Report: Germany Investigating Audi Over Emissions

2.1 million Audi cars affected
A logo of German carmaker Audi is pictured next to the Messeturm, Frankfurt's fair tower, during the media day at the Frankfurt Motor Show (IAA) in Frankfurt, Germany, September 14. The carmaker has now admitted that 2.1 million of it cars are affected by diesel emission scandal.
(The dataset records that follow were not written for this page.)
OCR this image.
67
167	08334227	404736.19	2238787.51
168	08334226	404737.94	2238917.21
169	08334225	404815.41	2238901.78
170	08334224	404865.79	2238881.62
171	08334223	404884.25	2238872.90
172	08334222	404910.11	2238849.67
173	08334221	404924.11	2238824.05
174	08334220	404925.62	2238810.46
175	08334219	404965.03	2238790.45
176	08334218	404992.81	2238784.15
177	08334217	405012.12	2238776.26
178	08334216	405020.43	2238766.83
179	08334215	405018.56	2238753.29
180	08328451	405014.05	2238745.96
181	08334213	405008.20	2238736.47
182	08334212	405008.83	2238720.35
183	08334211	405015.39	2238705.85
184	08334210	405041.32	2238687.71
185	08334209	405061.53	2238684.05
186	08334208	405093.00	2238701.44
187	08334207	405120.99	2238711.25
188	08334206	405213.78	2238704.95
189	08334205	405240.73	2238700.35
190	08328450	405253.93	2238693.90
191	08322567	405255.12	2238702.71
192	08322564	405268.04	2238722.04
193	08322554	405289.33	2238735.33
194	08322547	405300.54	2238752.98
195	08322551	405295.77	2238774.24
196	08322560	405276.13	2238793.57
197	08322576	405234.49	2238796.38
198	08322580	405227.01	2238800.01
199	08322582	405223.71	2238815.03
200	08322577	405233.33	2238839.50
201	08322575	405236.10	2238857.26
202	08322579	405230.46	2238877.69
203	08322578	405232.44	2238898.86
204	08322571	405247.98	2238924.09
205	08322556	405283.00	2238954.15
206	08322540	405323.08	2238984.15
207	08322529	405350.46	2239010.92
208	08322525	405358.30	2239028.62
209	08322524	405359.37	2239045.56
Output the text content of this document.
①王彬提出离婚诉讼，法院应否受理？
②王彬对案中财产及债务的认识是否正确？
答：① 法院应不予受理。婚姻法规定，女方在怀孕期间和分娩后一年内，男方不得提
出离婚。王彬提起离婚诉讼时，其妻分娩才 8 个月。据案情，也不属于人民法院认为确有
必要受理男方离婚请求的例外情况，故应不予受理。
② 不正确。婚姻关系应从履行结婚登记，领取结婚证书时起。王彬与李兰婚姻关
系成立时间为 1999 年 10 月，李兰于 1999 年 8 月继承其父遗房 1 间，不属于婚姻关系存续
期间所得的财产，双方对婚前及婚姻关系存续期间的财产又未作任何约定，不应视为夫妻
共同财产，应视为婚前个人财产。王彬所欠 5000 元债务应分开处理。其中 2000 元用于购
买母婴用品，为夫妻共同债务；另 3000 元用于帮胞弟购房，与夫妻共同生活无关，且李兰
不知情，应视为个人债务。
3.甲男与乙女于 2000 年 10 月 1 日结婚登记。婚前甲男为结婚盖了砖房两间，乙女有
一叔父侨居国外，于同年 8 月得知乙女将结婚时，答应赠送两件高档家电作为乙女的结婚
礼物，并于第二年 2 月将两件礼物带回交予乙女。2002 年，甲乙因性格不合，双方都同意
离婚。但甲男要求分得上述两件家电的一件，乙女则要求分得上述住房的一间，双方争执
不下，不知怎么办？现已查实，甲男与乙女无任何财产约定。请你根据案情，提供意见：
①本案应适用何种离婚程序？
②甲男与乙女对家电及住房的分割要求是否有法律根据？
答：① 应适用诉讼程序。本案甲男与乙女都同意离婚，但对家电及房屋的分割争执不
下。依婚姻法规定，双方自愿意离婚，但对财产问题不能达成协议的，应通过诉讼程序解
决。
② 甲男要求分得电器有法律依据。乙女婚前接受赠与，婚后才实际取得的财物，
Ralph Orlowski/Reuters

German prosecutors have launched a preliminary investigation into Volkswagen subsidiary Audi related to the scandal over rigged emissions, a newspaper reported on Wednesday.

Wolfram Herrle, chief prosecutor in Audi's hometown of Ingolstadt in southern Germany, was quoted as telling the Funke Media group that a preliminary investigation had been launched to see whether to initiate formal proceedings against the company.
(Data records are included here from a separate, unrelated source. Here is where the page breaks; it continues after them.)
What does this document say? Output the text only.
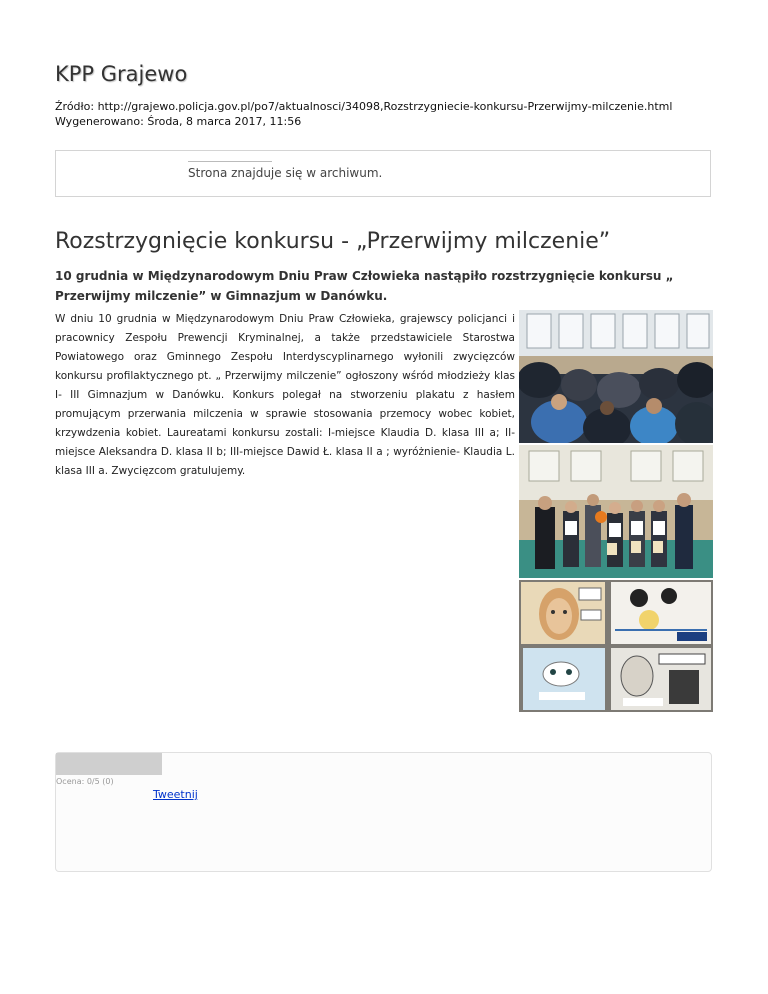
KPP Grajewo
Źródło: http://grajewo.policja.gov.pl/po7/aktualnosci/34098,Rozstrzygniecie-konkursu-Przerwijmy-milczenie.html
Wygenerowano: Środa, 8 marca 2017, 11:56
Strona znajduje się w archiwum.
Rozstrzygnięcie konkursu - „Przerwijmy milczenie”

10 grudnia w Międzynarodowym Dniu Praw Człowieka nastąpiło rozstrzygnięcie konkursu „ Przerwijmy milczenie” w Gimnazjum w Danówku.

W dniu 10 grudnia w Międzynarodowym Dniu Praw Człowieka, grajewscy policjanci i pracownicy Zespołu Prewencji Kryminalnej, a także przedstawiciele Starostwa Powiatowego oraz Gminnego Zespołu Interdyscyplinarnego wyłonili zwycięzców konkursu profilaktycznego pt. „ Przerwijmy milczenie” ogłoszony wśród młodzieży klas I- III Gimnazjum w Danówku. Konkurs polegał na stworzeniu plakatu z hasłem promującym przerwania milczenia w sprawie stosowania przemocy wobec kobiet, krzywdzenia kobiet. Laureatami konkursu zostali: I-miejsce Klaudia D. klasa III a; II-miejsce Aleksandra D. klasa II b; III-miejsce Dawid Ł. klasa II a ; wyróżnienie- Klaudia L. klasa III a. Zwycięzcom gratulujemy.

Ocena: 0/5 (0)
Tweetnij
"We are currently reviewing all the facts in order to decide whether an investigation should be initiated," he said.

Neither the Ingolstadt prosecutors nor Audi were immediately available to comment on the newspaper report.

Volkswagen has admitted cheating diesel emissions tests in the United States but Germany's transport minister says it also manipulated tests in Europe, where it has much bigger sales, and it faces the worst business crisis in its 78-year history.
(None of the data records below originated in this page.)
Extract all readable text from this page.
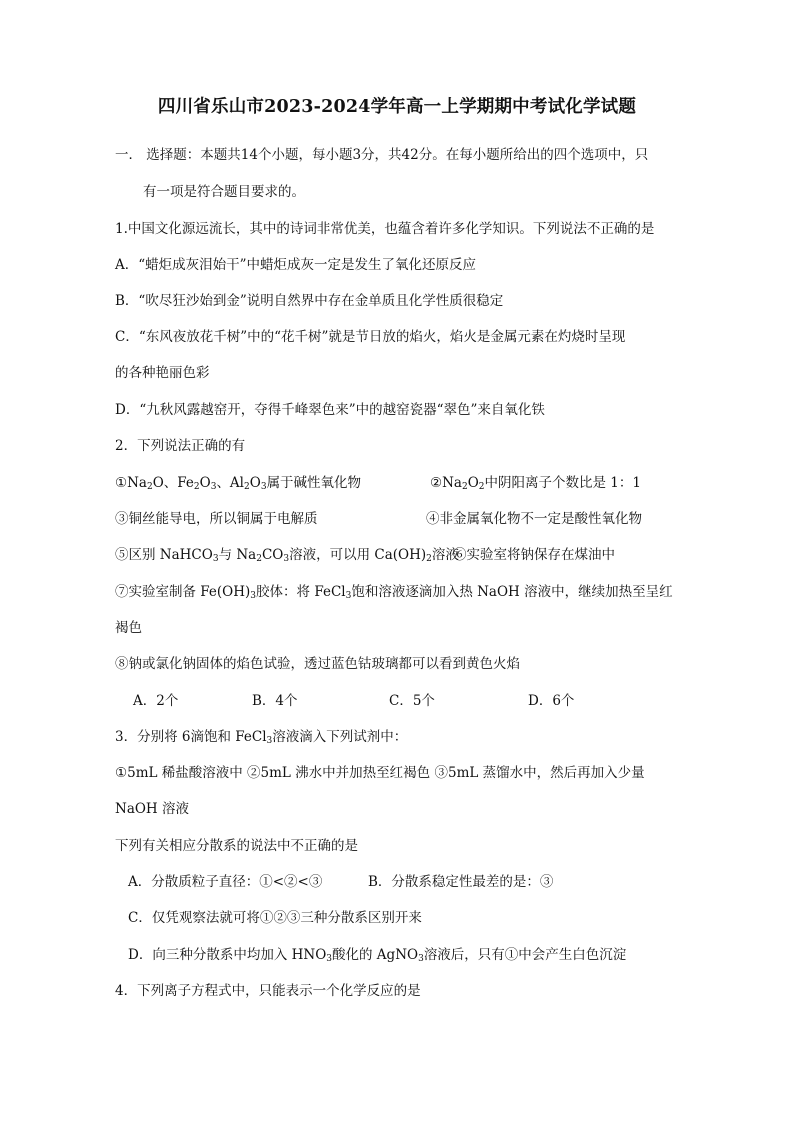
四川省乐山市2023-2024学年高一上学期期中考试化学试题
一． 选择题：本题共14个小题，每小题3分，共42分。在每小题所给出的四个选项中，只
有一项是符合题目要求的。
1.中国文化源远流长，其中的诗词非常优美，也蕴含着许多化学知识。下列说法不正确的是
A．“蜡炬成灰泪始干”中蜡炬成灰一定是发生了氧化还原反应
B．“吹尽狂沙始到金”说明自然界中存在金单质且化学性质很稳定
C．“东风夜放花千树”中的“花千树”就是节日放的焰火，焰火是金属元素在灼烧时呈现
的各种艳丽色彩
D．“九秋风露越窑开，夺得千峰翠色来”中的越窑瓷器“翠色”来自氧化铁
2．下列说法正确的有
$①Na_2O$、$Fe_2O_3$、$Al_2O_3$属于碱性氧化物	$②Na_2O_2$中阴阳离子个数比是 1：1
③铜丝能导电，所以铜属于电解质	④非金属氧化物不一定是酸性氧化物
⑤区别 NaHCO$_3$与 $Na_2CO_3$溶液，可以用 $Ca(OH)_2$溶液
⑥实验室将钠保存在煤油中
⑦实验室制备 $Fe(OH)_3$胶体：将 FeCl$_3$饱和溶液逐滴加入热 NaOH 溶液中，继续加热至呈红
褐色
⑧钠或氯化钠固体的焰色试验，透过蓝色钴玻璃都可以看到黄色火焰
A．2个	B．4个	C．5个	D．6个
3．分别将 6滴饱和 FeCl$_3$溶液滴入下列试剂中：
①5mL 稀盐酸溶液中 ②5mL 沸水中并加热至红褐色 ③5mL 蒸馏水中，然后再加入少量
NaOH 溶液
下列有关相应分散系的说法中不正确的是
A．分散质粒子直径：①<②<③	B．分散系稳定性最差的是：③
C．仅凭观察法就可将①②③三种分散系区别开来
D．向三种分散系中均加入 $HNO_3$酸化的 AgNO$_3$溶液后，只有①中会产生白色沉淀
4．下列离子方程式中，只能表示一个化学反应的是
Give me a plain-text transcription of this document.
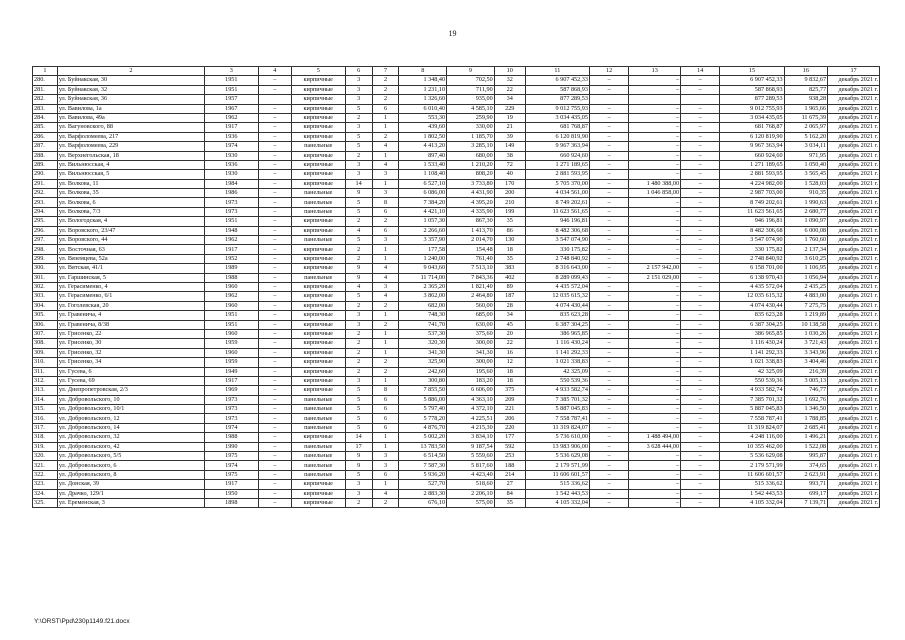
19
1	2	3	4	5	6	7	8	9	10	11	12	13	14	15	16	17
280.	ул. Буйнакская, 30	1951	–	кирпичные	3	2	1 348,40	702,50	32	6 907 452,33	–	–	–	6 907 452,33	9 832,67	декабрь 2021 г.
281.	ул. Буйнакская, 32	1951	–	кирпичные	3	2	1 231,10	711,90	22	587 868,93	–	–	–	587 868,93	825,77	декабрь 2021 г.
282.	ул. Буйнакская, 36	1957		кирпичные	3	2	1 326,60	935,00	34	877 289,53				877 289,53	938,28	декабрь 2021 г.
283.	ул. Вавилова, 1а	1967	–	кирпичные	5	6	6 010,40	4 585,10	229	9 012 755,93	–	–	–	9 012 755,93	1 965,66	декабрь 2021 г.
284.	ул. Вавилова, 49а	1962	–	кирпичные	2	1	553,30	259,90	19	3 034 435,05	–	–	–	3 034 435,05	11 675,39	декабрь 2021 г.
285.	ул. Вагуновского, 88	1917	–	кирпичные	3	1	439,60	330,00	21	681 768,87	–	–	–	681 768,87	2 065,97	декабрь 2021 г.
286.	ул. Варфоломеева, 217	1936	–	кирпичные	5	2	1 802,50	1 185,70	39	6 120 819,90	–	–	–	6 120 819,90	5 162,20	декабрь 2021 г.
287.	ул. Варфоломеева, 229	1974	–	панельные	5	4	4 413,20	3 285,10	149	9 967 363,94	–	–	–	9 967 363,94	3 034,11	декабрь 2021 г.
288.	ул. Верхнегольская, 18	1930	–	кирпичные	2	1	897,40	680,00	38	660 924,60	–	–	–	660 924,60	971,95	декабрь 2021 г.
289.	ул. Вильнюсская, 4	1936	–	кирпичные	3	4	1 533,40	1 210,20	72	1 271 189,65	–	–	–	1 271 189,65	1 050,40	декабрь 2021 г.
290.	ул. Вильнюсская, 5	1930	–	кирпичные	3	3	1 108,40	808,20	40	2 881 593,95	–	–	–	2 881 593,95	3 565,45	декабрь 2021 г.
291.	ул. Волкова, 11	1984	–	кирпичные	14	1	6 527,10	3 733,80	170	5 705 370,00	–	1 480 388,00	–	4 224 982,00	1 528,03	декабрь 2021 г.
292.	ул. Волкова, 35	1986	–	панельные	9	3	6 086,00	4 431,90	200	4 034 561,00	–	1 046 858,00	–	2 987 703,00	910,35	декабрь 2021 г.
293.	ул. Волкова, 6	1973	–	панельные	5	8	7 384,20	4 395,20	210	8 749 202,61	–	–	–	8 749 202,61	1 990,63	декабрь 2021 г.
294.	ул. Волкова, 7/3	1973	–	панельные	5	6	4 421,10	4 335,90	199	11 623 561,65	–	–	–	11 623 561,65	2 680,77	декабрь 2021 г.
295.	ул. Вологодская, 4	1951	–	кирпичные	2	2	1 057,30	867,30	35	946 196,81	–	–	–	946 196,81	1 090,97	декабрь 2021 г.
296.	ул. Воровского, 23/47	1948	–	кирпичные	4	6	2 266,60	1 413,70	86	8 482 306,68	–	–	–	8 482 306,68	6 000,08	декабрь 2021 г.
297.	ул. Воровского, 44	1962	–	панельные	5	3	3 357,90	2 014,70	130	3 547 074,90	–	–	–	3 547 074,90	1 760,60	декабрь 2021 г.
298.	ул. Восточная, 63	1917	–	кирпичные	2	1	177,58	154,48	18	330 175,82	–	–	–	330 175,82	2 137,34	декабрь 2021 г.
299.	ул. Вяземцева, 52а	1952	–	кирпичные	2	1	1 240,00	761,40	35	2 748 840,92	–	–	–	2 748 840,92	3 610,25	декабрь 2021 г.
300.	ул. Вятская, 41/1	1989	–	кирпичные	9	4	9 043,60	7 513,10	383	8 316 643,00	–	2 157 942,00	–	6 158 701,00	1 106,95	декабрь 2021 г.
301.	ул. Гаршинская, 5	1988	–	панельные	9	4	11 714,00	7 843,36	402	8 289 099,43	–	2 151 029,00	–	6 138 970,43	1 056,94	декабрь 2021 г.
302.	ул. Герасименко, 4	1960	–	кирпичные	4	3	2 365,20	1 821,40	89	4 435 572,04	–	–	–	4 435 572,04	2 435,25	декабрь 2021 г.
303.	ул. Герасименко, 6/1	1962	–	кирпичные	5	4	3 862,00	2 464,80	187	12 035 615,32	–	–	–	12 035 615,32	4 883,00	декабрь 2021 г.
304.	ул. Гоголевская, 20	1960	–	кирпичные	2	2	682,00	560,00	28	4 074 430,44	–	–	–	4 074 430,44	7 275,75	декабрь 2021 г.
305.	ул. Гравенича, 4	1951	–	кирпичные	3	1	748,30	685,00	34	835 623,28	–	–	–	835 623,28	1 219,89	декабрь 2021 г.
306.	ул. Гравенича, 8/38	1951	–	кирпичные	3	2	741,70	630,00	45	6 387 304,25	–	–	–	6 387 304,25	10 138,58	декабрь 2021 г.
307.	ул. Грисенко, 22	1960	–	кирпичные	2	1	537,30	375,60	20	386 965,85	–	–	–	386 965,85	1 030,26	декабрь 2021 г.
308.	ул. Грисенко, 30	1959	–	кирпичные	2	1	320,30	300,00	22	1 116 430,24	–	–	–	1 116 430,24	3 721,43	декабрь 2021 г.
309.	ул. Грисенко, 32	1960	–	кирпичные	2	1	341,30	341,30	16	1 141 292,33	–	–	–	1 141 292,33	3 343,96	декабрь 2021 г.
310.	ул. Грисенко, 34	1959	–	кирпичные	2	2	325,90	300,00	12	1 021 338,83	–	–	–	1 021 338,83	3 404,46	декабрь 2021 г.
311.	ул. Гусева, 6	1949	–	кирпичные	2	2	242,60	195,60	18	42 325,09	–	–	–	42 325,09	216,39	декабрь 2021 г.
312.	ул. Гусева, 69	1917	–	кирпичные	3	1	300,80	183,20	18	550 539,36	–	–	–	550 539,36	3 005,13	декабрь 2021 г.
313.	ул. Днепропетровская, 2/3	1969	–	кирпичные	5	8	7 855,50	6 606,00	375	4 933 582,74	–	–	–	4 933 582,74	746,77	декабрь 2021 г.
314.	ул. Добровольского, 10	1973	–	панельные	5	6	5 886,00	4 363,10	209	7 385 701,32	–	–	–	7 385 701,32	1 692,76	декабрь 2021 г.
315.	ул. Добровольского, 10/1	1973	–	панельные	5	6	5 797,40	4 372,10	221	5 887 045,83	–	–	–	5 887 045,83	1 346,50	декабрь 2021 г.
316.	ул. Добровольского, 12	1973	–	панельные	5	6	5 778,20	4 225,51	206	7 558 787,41	–	–	–	7 558 787,41	1 788,85	декабрь 2021 г.
317.	ул. Добровольского, 14	1974	–	панельные	5	6	4 876,70	4 215,30	220	11 319 824,07	–	–	–	11 319 824,07	2 685,41	декабрь 2021 г.
318.	ул. Добровольского, 32	1988	–	кирпичные	14	1	5 002,20	3 834,10	177	5 736 610,00	–	1 488 494,00	–	4 248 116,00	1 496,21	декабрь 2021 г.
319.	ул. Добровольского, 42	1990	–	панельные	17	1	13 783,50	9 187,54	592	13 983 906,00	–	3 628 444,00	–	10 355 462,00	1 522,08	декабрь 2021 г.
320.	ул. Добровольского, 5/5	1975	–	панельные	9	3	6 514,50	5 559,60	253	5 536 629,08	–	–	–	5 536 629,08	995,87	декабрь 2021 г.
321.	ул. Добровольского, 6	1974	–	панельные	9	3	7 587,30	5 817,60	188	2 179 571,99	–	–	–	2 179 571,99	374,65	декабрь 2021 г.
322.	ул. Добровольского, 8	1975	–	панельные	5	6	5 936,20	4 423,40	214	11 606 601,57	–	–	–	11 606 601,57	2 623,91	декабрь 2021 г.
323.	ул. Донская, 39	1917	–	кирпичные	3	1	527,70	518,60	27	515 336,62	–	–	–	515 336,62	993,71	декабрь 2021 г.
324.	ул. Драчко, 129/1	1950	–	кирпичные	3	4	2 883,30	2 206,10	84	1 542 443,53	–	–	–	1 542 443,53	699,17	декабрь 2021 г.
325.	ул. Еременская, 3	1898	–	кирпичные	2	2	676,10	575,00	35	4 105 332,04	–	–	–	4 105 332,04	7 139,71	декабрь 2021 г.
Y:\ORST\Ppd\230p1149.f21.docx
On Monday, the German prosecutor's office said it was investigating former VW boss Martin Winterkorn over "allegations of fraud in the sale of cars with manipulated emissions data" based on charges filed by about 10 unidentified individuals.

Winterkorn, replaced as chief executive on Friday by company veteran Matthias Mueller, said when he quit last week that he was not aware of any wrongdoing on his part and wanted to give the company a new start.

Among those suspended in the scandal were Ulrich Hackenberg, the head of research and development at premium brand Audi, who oversees technical development across the group.

Audi has said 2.1 million of its cars were affected by the scandal, including the A1, A3, A4, A5, A6, TT, Q3 and Q5 models.